Rudolf Schenda refers to fairy tales from March and his arguments with the shepherds and Italian proverbs such as “Marzo pazzo” (March is crazy), as well as personifications of the twelve months in Renaissance frescoes. He finds parallels and a. in Ilg's Maltese Fairy Tales . The first German translation is in Kletke's fairy tale hall from 1845 at position 7.

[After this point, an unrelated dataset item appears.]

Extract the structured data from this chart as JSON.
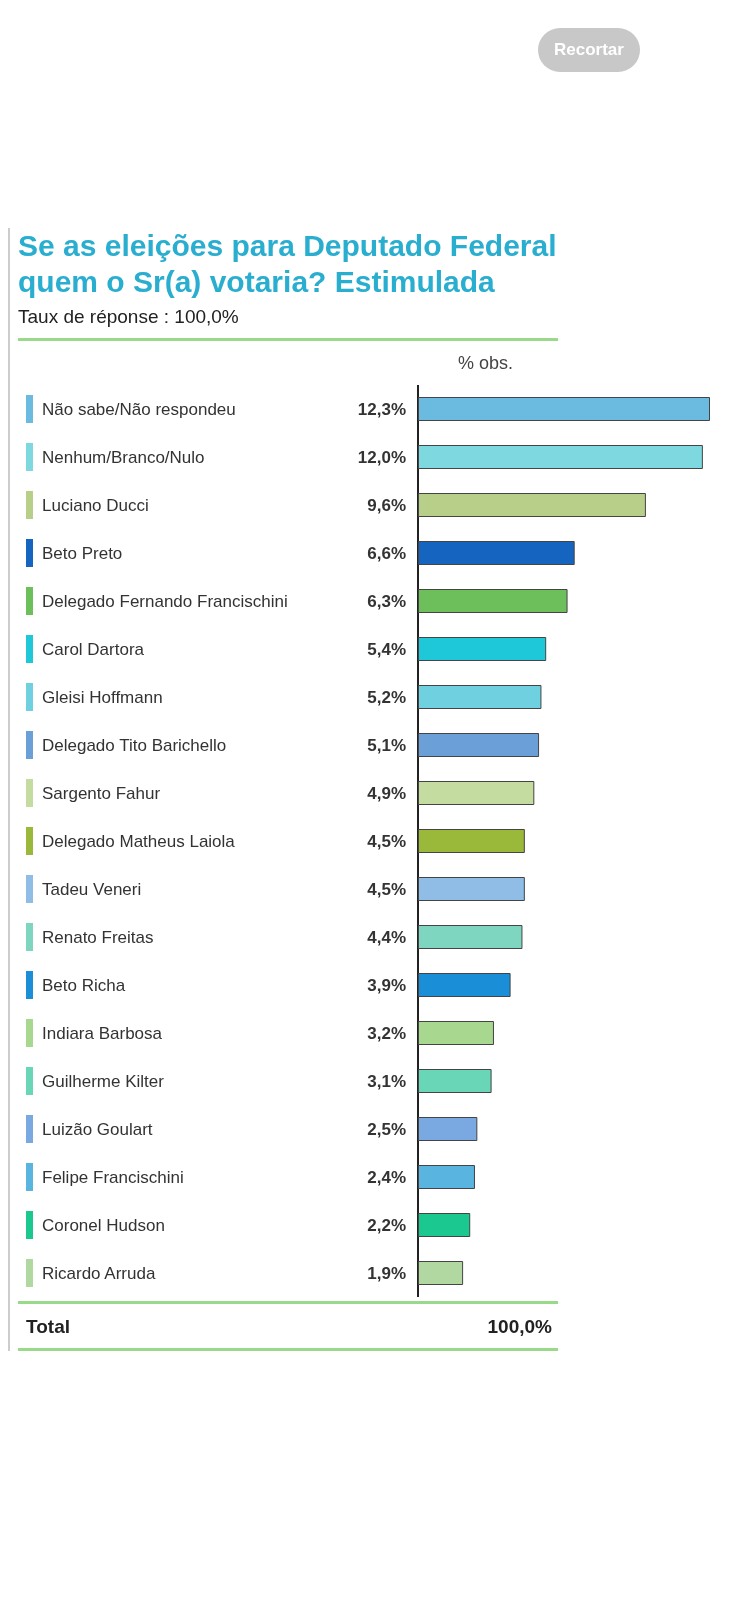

Compare with Basile III, 10 Die Drei Feen , later Perrault's Die Feen , with Grimm The three little men in the forest , with the whip also a little table set yourself, gold donkey and club out of the sack , the devil and his grandmother . Strawberries in winter in Karel Dvorák's collection The oldest fairy tales in Europe from 1983 apparently draws on this one. Walter Scherf thinks the Catalan version is particularly beautiful. Give me a hundred! with Felix Karlinger and Johannes Pögl , recorded in 1967 in Tarragona.

literature

  • Giambattista Basile: The fairy tale of fairy tales. The pentameron. Edited by Rudolf Schenda. CH Beck, Munich 2000, ISBN 3-406-46764-4 , pp. 421-425, 562-563, 611-612 (based on the Neapolitan text of 1634/36, completely and newly translated).

Web links

Individual evidence

  1. ^ Giambattista Basile: The fairy tale of fairy tales. The pentameron. Edited by Rudolf Schenda. CH Beck, Munich 2000, ISBN 3-406-46764-4 , pp. 562-563, 611-612 (based on the Neapolitan text of 1634/36, completely and newly translated).
  2. Karel Dvorák (ed.): The oldest fairy tales in Europe. 2nd Edition. Karl Müller Verlag, Erlangen 1986, pp. 13-14 (Artia Verlag, Praha 1983, translated by Ingeburg Zpĕváčková).
  3. Walter Scherf: The fairy tale dictionary. Volume 2. CH Beck, Munich 1995, ISBN 978-3-406-51995-6 , pp. 881-882.